Diagnosis and Treatment (1951)
- Howard Jones got the results of Henrietta's biopsy quite quickly. The news wasn't good: stage I cancer of the cervix.
- Skloot tells us a little bit about the conversation that top gynecologists were having about cervical cancer around that time.
- Specifically, we learn about Richard Wesley TeLinde, the boss of Henrietta's doctor, Howard Jones.
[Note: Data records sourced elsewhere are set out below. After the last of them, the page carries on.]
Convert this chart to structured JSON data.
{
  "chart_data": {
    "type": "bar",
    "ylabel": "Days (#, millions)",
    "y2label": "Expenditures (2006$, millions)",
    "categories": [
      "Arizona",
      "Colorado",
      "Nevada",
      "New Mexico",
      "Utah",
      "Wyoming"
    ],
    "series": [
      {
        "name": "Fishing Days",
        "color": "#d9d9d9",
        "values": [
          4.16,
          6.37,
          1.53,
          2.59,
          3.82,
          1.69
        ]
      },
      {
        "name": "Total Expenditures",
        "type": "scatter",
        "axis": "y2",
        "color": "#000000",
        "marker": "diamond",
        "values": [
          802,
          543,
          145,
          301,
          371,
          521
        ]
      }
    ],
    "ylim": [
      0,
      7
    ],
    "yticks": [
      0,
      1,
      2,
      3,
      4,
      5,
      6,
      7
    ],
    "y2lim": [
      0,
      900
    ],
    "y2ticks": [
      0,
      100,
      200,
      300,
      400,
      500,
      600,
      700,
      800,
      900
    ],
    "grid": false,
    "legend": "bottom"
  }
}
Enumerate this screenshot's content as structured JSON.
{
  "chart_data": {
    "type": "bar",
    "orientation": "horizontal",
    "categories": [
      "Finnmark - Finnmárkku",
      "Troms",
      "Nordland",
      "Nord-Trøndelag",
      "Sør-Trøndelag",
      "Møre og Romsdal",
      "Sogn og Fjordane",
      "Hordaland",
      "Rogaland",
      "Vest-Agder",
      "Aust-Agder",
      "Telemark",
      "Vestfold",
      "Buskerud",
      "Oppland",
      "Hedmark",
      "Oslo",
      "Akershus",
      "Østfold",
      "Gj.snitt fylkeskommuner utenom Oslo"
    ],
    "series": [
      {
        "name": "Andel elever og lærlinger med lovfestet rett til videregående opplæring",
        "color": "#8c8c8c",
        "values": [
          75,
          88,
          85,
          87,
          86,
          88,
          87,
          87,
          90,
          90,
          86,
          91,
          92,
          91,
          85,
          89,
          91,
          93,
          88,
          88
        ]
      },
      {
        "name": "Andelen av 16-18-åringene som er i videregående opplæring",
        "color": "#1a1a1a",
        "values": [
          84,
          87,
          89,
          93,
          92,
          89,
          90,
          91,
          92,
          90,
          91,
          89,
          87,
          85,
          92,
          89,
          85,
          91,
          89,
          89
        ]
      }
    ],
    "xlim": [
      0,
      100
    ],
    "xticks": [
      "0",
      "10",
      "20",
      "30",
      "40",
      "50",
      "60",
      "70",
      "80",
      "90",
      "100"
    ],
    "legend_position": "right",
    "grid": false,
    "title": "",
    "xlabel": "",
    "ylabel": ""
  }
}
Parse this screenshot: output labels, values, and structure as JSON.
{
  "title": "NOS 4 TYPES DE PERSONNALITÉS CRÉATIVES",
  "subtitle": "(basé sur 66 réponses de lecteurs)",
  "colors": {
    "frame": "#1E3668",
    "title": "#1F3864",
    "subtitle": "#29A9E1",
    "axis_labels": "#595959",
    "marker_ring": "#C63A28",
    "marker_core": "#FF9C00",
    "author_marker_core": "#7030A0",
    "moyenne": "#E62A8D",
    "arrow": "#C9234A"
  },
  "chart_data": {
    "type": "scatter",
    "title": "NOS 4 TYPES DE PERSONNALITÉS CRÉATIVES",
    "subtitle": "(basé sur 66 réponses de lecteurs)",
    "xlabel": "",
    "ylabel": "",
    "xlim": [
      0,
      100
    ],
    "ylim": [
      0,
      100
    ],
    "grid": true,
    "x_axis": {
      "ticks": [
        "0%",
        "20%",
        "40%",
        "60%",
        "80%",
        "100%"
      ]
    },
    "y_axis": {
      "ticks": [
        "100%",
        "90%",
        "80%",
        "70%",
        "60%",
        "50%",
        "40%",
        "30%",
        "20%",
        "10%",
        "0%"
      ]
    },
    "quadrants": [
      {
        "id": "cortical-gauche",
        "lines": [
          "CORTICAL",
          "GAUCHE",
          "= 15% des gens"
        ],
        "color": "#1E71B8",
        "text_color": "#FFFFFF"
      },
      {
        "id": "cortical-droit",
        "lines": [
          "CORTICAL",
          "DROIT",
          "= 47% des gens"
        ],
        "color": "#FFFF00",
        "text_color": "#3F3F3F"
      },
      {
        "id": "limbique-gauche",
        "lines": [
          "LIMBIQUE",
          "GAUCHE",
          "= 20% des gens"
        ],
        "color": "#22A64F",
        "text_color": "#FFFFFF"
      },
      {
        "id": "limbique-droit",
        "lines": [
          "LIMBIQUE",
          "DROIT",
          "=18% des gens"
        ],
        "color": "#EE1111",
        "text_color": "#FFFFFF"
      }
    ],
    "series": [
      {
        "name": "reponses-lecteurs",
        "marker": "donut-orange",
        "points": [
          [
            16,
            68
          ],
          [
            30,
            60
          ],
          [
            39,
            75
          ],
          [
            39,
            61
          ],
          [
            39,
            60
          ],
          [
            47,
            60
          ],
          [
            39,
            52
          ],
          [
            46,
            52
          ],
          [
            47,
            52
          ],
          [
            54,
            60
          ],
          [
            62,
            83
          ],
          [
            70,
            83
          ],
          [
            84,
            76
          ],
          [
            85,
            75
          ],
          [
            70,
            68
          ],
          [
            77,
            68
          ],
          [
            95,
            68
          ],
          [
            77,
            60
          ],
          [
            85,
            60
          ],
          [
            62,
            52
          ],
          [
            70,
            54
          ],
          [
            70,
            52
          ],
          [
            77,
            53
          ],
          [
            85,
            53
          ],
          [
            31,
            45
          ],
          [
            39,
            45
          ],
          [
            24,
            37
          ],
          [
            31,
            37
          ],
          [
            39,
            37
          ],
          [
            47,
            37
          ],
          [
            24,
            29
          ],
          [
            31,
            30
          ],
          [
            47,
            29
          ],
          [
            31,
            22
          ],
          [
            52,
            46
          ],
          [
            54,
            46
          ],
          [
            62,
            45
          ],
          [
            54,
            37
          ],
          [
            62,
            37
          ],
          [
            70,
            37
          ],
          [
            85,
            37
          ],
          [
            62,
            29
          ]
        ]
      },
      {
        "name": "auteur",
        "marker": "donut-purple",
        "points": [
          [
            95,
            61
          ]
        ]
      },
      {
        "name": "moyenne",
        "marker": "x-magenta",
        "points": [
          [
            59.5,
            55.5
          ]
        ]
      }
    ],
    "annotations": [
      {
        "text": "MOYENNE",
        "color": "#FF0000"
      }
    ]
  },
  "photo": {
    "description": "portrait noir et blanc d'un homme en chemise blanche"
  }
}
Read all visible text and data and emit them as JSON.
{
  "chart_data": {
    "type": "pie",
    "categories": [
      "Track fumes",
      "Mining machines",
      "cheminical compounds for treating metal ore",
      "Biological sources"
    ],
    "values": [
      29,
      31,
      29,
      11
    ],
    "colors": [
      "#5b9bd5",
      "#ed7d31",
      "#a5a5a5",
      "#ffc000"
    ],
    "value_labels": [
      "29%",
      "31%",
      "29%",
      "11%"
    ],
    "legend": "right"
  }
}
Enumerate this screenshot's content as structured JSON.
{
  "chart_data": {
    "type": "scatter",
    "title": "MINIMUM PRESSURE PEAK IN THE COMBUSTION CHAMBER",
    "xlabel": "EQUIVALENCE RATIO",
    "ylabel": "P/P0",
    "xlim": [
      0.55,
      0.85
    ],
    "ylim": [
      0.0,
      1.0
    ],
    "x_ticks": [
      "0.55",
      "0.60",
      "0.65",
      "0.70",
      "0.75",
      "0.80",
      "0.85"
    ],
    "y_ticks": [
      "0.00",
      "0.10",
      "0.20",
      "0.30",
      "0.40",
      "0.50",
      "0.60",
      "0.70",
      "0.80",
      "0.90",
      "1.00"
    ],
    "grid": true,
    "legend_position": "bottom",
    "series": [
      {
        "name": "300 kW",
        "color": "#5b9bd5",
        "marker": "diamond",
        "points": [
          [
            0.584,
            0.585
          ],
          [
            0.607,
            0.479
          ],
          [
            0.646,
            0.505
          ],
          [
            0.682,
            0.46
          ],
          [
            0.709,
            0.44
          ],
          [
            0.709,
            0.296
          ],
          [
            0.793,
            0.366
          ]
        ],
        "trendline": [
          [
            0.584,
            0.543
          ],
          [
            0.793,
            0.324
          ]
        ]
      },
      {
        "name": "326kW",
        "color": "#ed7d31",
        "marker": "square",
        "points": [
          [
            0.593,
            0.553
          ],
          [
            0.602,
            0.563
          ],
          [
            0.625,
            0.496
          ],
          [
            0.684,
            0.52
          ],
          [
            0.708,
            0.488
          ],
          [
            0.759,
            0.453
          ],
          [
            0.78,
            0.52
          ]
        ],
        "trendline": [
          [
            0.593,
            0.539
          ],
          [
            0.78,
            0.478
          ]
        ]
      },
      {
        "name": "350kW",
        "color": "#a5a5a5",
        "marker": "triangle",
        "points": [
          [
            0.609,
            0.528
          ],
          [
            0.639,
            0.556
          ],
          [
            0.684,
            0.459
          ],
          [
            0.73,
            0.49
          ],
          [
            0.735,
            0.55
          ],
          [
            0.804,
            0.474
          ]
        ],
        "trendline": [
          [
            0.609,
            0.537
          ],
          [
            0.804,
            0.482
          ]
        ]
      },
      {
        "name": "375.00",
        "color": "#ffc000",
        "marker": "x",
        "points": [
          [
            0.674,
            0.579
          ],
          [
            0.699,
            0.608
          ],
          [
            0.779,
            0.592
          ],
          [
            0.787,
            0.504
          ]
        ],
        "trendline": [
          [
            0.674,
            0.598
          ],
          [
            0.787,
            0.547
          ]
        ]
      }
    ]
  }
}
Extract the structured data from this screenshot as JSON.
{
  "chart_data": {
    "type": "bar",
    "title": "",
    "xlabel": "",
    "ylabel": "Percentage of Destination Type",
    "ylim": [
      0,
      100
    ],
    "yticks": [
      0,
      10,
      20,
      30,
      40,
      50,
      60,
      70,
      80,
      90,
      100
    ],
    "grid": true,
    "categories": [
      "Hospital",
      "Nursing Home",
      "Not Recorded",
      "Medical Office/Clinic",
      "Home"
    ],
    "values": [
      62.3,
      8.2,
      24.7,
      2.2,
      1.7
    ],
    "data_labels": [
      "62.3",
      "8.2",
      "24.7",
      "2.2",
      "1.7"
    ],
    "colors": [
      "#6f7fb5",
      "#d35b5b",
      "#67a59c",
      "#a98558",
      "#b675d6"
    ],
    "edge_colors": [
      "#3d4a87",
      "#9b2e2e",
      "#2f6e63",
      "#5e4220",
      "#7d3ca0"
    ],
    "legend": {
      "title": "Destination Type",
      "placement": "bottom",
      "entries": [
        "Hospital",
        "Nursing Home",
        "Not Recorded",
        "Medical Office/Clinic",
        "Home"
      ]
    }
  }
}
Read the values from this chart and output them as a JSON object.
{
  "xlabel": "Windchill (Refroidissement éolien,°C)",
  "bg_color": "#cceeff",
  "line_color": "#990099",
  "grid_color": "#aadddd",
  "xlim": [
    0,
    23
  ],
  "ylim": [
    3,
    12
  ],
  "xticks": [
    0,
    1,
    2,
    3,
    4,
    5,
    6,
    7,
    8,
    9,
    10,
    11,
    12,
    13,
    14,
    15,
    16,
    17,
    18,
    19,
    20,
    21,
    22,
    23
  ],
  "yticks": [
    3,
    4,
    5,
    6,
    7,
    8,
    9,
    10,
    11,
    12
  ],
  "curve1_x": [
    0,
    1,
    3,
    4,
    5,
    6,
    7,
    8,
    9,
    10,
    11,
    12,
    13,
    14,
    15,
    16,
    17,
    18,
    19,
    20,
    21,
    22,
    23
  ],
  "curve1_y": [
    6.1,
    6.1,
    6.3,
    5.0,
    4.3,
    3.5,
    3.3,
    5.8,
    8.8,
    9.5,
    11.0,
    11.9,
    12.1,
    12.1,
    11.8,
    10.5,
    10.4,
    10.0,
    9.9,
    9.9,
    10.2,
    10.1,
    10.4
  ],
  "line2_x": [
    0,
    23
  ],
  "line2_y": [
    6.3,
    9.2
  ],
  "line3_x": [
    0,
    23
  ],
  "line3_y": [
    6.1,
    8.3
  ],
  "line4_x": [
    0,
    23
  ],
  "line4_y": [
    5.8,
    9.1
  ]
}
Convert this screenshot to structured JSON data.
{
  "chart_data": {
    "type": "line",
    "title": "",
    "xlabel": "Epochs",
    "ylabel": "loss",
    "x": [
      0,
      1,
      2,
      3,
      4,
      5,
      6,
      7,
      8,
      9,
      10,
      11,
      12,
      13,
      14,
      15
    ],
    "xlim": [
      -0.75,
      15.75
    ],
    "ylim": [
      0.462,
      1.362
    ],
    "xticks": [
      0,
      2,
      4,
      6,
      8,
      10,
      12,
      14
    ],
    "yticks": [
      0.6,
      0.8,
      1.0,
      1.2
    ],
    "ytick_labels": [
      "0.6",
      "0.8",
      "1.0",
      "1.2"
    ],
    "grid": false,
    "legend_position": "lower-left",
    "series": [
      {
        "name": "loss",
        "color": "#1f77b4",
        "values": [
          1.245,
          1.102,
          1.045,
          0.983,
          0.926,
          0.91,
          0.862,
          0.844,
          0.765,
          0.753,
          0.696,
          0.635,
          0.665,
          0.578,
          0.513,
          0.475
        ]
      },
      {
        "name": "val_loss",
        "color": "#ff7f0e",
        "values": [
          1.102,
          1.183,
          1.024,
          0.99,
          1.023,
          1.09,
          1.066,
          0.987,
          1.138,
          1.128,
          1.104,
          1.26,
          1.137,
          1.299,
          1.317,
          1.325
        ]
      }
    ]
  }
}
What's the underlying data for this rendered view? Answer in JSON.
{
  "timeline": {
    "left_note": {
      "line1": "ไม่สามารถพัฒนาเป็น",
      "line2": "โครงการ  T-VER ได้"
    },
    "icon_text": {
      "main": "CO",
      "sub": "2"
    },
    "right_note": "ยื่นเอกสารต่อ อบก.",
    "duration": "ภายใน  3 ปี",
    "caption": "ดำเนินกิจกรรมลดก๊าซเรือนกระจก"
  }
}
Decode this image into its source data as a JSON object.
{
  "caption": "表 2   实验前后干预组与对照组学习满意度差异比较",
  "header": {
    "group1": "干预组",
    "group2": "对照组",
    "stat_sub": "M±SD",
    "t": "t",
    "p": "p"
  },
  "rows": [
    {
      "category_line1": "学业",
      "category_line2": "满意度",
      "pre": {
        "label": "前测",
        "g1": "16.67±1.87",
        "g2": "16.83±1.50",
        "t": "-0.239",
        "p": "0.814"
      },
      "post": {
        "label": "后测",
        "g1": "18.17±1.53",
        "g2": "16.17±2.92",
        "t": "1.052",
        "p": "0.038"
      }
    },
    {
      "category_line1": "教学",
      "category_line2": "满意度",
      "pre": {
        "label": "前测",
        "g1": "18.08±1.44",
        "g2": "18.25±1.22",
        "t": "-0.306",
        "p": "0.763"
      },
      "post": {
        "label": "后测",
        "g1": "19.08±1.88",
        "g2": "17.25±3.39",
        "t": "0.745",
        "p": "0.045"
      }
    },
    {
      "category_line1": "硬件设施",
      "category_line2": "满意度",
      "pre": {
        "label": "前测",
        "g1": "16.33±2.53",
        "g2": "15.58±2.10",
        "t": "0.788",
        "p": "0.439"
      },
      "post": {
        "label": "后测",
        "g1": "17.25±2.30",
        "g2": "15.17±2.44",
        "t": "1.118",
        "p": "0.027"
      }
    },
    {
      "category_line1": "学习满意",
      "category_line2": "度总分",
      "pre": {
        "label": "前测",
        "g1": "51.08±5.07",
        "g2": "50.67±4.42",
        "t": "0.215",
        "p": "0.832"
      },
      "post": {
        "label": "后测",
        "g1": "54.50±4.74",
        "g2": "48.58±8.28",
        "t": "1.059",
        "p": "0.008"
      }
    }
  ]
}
- TeLinde argued that cervical carcinoma in situ (Henrietta's diagnosis), considered a "non-invasive" cancer, can still metastasize or spread, becoming something more serious if not treated.
- Not everyone was convinced. It had only been 10 years since the Pap smear was introduced into preventative medicine, and it still wasn't being used frequently or properly to diagnose abnormal cervical cells.
- TeLinde planned a study to prove his theory and knew Hopkins was a good place to find research subjects: lots of poor black women being treated for free.
- Their "participation" in the research was considered payback for the free services.
- TeLinde also wanted to get tissues from the cervix to grow outside the body. If he could study them under a microscope, he could show that the two types of cancer looked the same.
- So he turned to George Gey to help him out. Gey was head of tissue culture research at Hopkins, and he wanted badly to grow the first live human cells outside the body.
- But there was a problem: human cells tended to die quickly in a lab setting, rather than thriving and dividing.
- TeLinde needed Gey's help, so he offered Gey cell samples from his cervical cancer patients. One of them happened to be Henrietta Lacks.
- When Henrietta found out she had cancer, she didn't tell her family. She had Day drive her back to Hopkins for treatment.
- This treatment was pretty wicked by today's standards: the doctor placed radium inside Henrietta's cervix and sewed it up.
- While he was operating, he also took samples of her tumor, which he sent to Gey's lab for culturing.